After years of immersion in CHamoru’s cultural values through the Chief Hulao Academy, several teenagers and older adults now share Hulao’s legacy of passing on cultural knowledge and beliefs to younger generations. Helping you carry it out.
“I definitely learned to appreciate the place I grew up in and my culture, and really, really, totally learned to see it through the eyes of grown-up older people and see how they learned.” , I was able to immerse myself in myself.” 15-year-old Inina “Mantikiya” Tanaka.
Hulao Chief Academy is a non-profit CHamoru immersion school offering pre-school, after-school and adult programs.
Founded in 2005 by Anna Marie Arceo, known as Saina Ginifi, the program uses the Chamoru language to “maintain (their) identity as people and maintain (their) humanity”. The aim is to pass it on to the next generation, Arceo said. .
According to Arceo, in addition to teaching the language to the students, Frao teaches them “how to live in the land, along with its culture, such as dancing, weaving, and cooking.”
According to their website, Huao’s nine core values are:
- aguaiya, dear.
- agofli’e’, looking at others without judgment.
- a’umitde, to be humble.
- afa’maolek make things better.
- arespeta respect.
- amamahlao Shame on you.
- ageftao, giving.
- a’adahi caring for each other and others.
- a’agradesi, to appreciate each other.
Many of Frao’s early students went on to become practitioners of language and culture.
Tanaka, who has been in the Academy’s program for about six years, said Frao taught her a lot about “self-identity around being CHamoru.”

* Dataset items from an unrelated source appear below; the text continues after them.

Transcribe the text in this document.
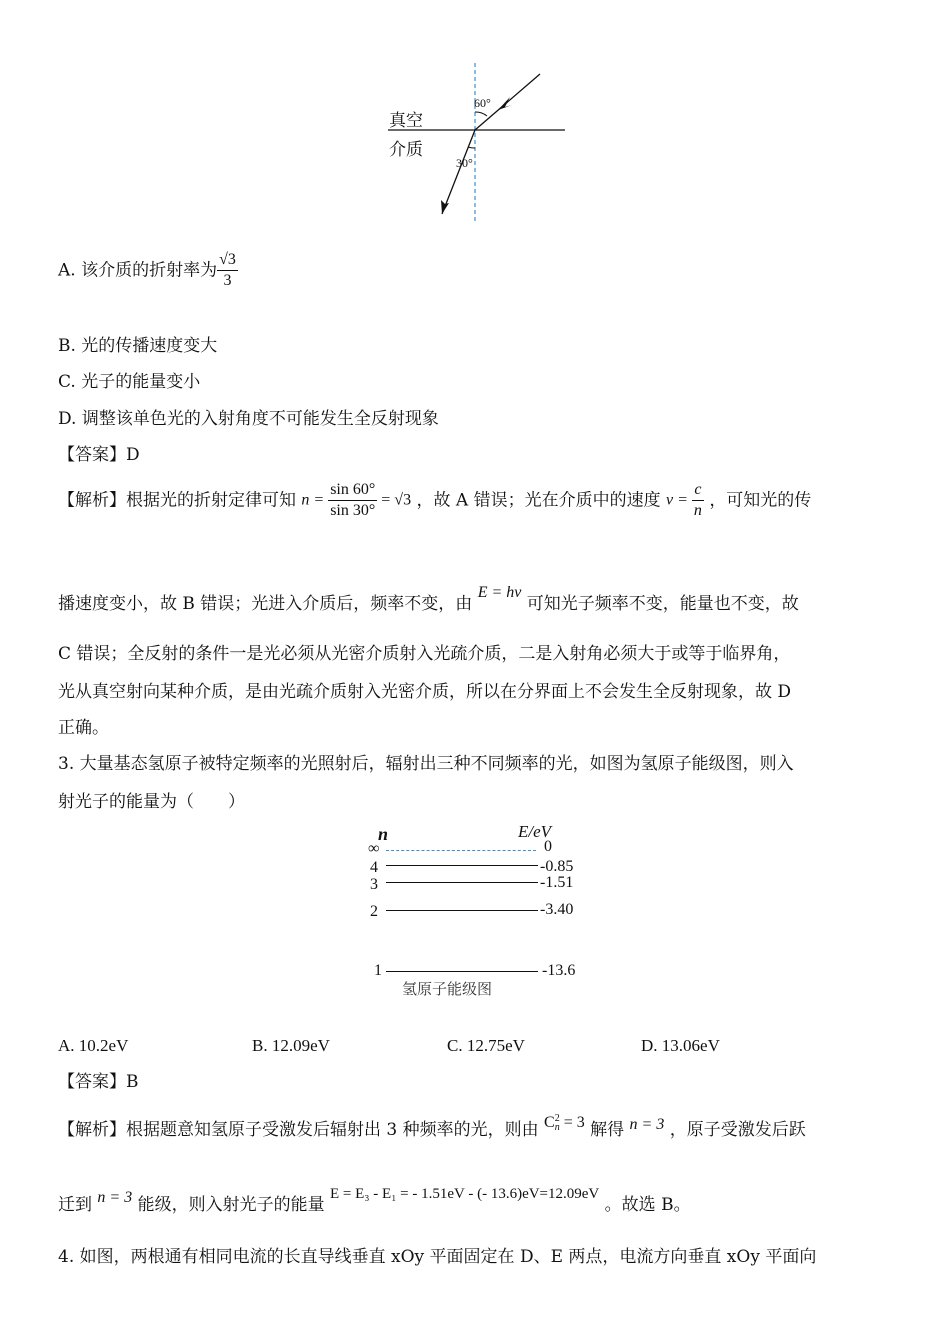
真空
介质
60°
30°
A. 该介质的折射率为 $\frac{√3}{3}$
B. 光的传播速度变大
C. 光子的能量变小
D. 调整该单色光的入射角度不可能发生全反射现象
【答案】D
【解析】根据光的折射定律可知 $n = \frac{\sin 60^\circ}{\sin 30^\circ} = √3$ ，故 A 错误；光在介质中的速度 $v = \frac{c}{n}$ ，可知光的传
播速度变小，故 B 错误；光进入介质后，频率不变，由 E = hν 可知光子频率不变，能量也不变，故
C 错误；全反射的条件一是光必须从光密介质射入光疏介质，二是入射角必须大于或等于临界角，
光从真空射向某种介质，是由光疏介质射入光密介质，所以在分界面上不会发生全反射现象，故 D
正确。
3. 大量基态氢原子被特定频率的光照射后，辐射出三种不同频率的光，如图为氢原子能级图，则入
射光子的能量为（　　）
n	E/eV
∞	0
4	-0.85
3	-1.51
2	-3.40
1	-13.6
氢原子能级图
A. 10.2eV	B. 12.09eV	C. 12.75eV	D. 13.06eV
【答案】B
【解析】根据题意知氢原子受激发后辐射出 3 种频率的光，则由 C 2
n = 3 解得 n = 3 ，原子受激发后跃
迁到 n = 3 能级，则入射光子的能量 E = E₃ - E₁ = - 1.51eV - (- 13.6)eV=12.09eV 。故选 B。
4. 如图，两根通有相同电流的长直导线垂直 xOy 平面固定在 D、E 两点，电流方向垂直 xOy 平面向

According to Tanaka, Frao learned CHamoru values such as Aguaia and taught him “about empathy and what it means to truly love and care for everyone.”
Tanaka, who attends the military academy, said he felt somewhat “outcast” as one of the few students who grew up on Guam.
“The more I was around other cultures and slowly moved away from my own, the more I started to lose the part of me that was my culture. I was surrounded by children who grew up the same way, grew up the same way, learned CHamoru, and wanted to learn about their ancestors.
Wanting to give back to the program that helped shape her persona, Tanaka takes on the role of “pineksai” and volunteers to teach her juniors what she learned as a child.
“Overall, it will be the youngest generation we can find to spread our beliefs because they are completely immersed, fluent and know what they are doing. I want to keep that dream alive,” says Tanaka.
Another teenage teacher, 16-year-old Eden-Blaise Cruz, said, “I didn’t realize that language and culture had such an impact on[her]life until[she]started living[there]. I never thought I would,” he says.
Not only did she gain knowledge of her own language, but she also learned to respect others, which was not seen in other school environments.
She said she hopes Frao is “in every other school, including high school, and teaches[her]generation the values [they]teach.”
Another Pinexay, 17-year-old Luca “Sinahi” Flores, says that volunteering has allowed her to not only help teachers but also learn about the culture and language on her own.
“Now I am more passionate about the CHamoru culture,” he said. I can do it.”
fulfill a mission
Hurao founder Arceo says many former students are “in different parts of the community and in one way or another fulfill the same mission.”
“I got to see all the hard work and hard work pay off…finally put in place,” Arceo said.
“There are students who can speak in an environment where they can just sit down and talk, and now we are here. Everyone from teachers to students, janitor and office staff speaks CHamoru, practices all values, learns from each other, and communicates with each other. I understand this one culture of teaching each other.”